Bernanke adjudges his own term as successful for introducing transparency and steerage (i.e., communications), paying closer attention to systemic stability, and introducing new policy tools (e.g., apart from purchasing assets, the need for ample lending reserves). The US entered the 2020 pandemic better prepared than 2008. Somewhat blithely, he rates Yellen highly.
The final quarter is given to emerging policy tools as well as the threats of populism (i.e., Trump), inequality, and so on. Apropos of the Fed’s cherished independence, Congressional oversight is hazing even though elsewhere the Fed is said to work for Congress and the president –mainly Trump – is the institution’s foe. Modern Monetary Theory is problematic not because ‘deficits aren’t important’ but as government spending crowds out private use of productive resources, productivity being limited: fiscal policy is responsive to politics whereas monetary policy, though blunt, is better insulated. Does risk taking always migrates to the least regulated part of the system?
5. Sarkozy, Testimony (7 Apr 2007)
Outlines the political platform of French president (to be) Nicolas Sarkozy.
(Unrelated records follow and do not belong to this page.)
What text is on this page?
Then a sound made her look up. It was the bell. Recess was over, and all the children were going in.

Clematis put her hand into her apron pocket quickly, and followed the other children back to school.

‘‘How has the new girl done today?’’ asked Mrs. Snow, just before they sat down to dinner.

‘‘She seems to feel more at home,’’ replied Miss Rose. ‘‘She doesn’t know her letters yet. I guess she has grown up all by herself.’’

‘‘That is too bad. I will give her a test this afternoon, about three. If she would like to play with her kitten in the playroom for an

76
The author is a retail politician who rose to the finance and interior ministries, unusual for someone who is not an ‘Enarque’. His the more remarkable for being overtly post-Gaullist in a conservative party; Sarkozy writes he is focused not on international grandeur but instead on domestic capabilities and progress, particularly relative to Europe. (He is of course a pan-European, but also an Americanist.) Driven by political examples, such as the pernicious effects of the 35-hour week, and drawing on examples from his time in government, the work does not stamp out a doctrine per se, but constitutes an interesting snapshot.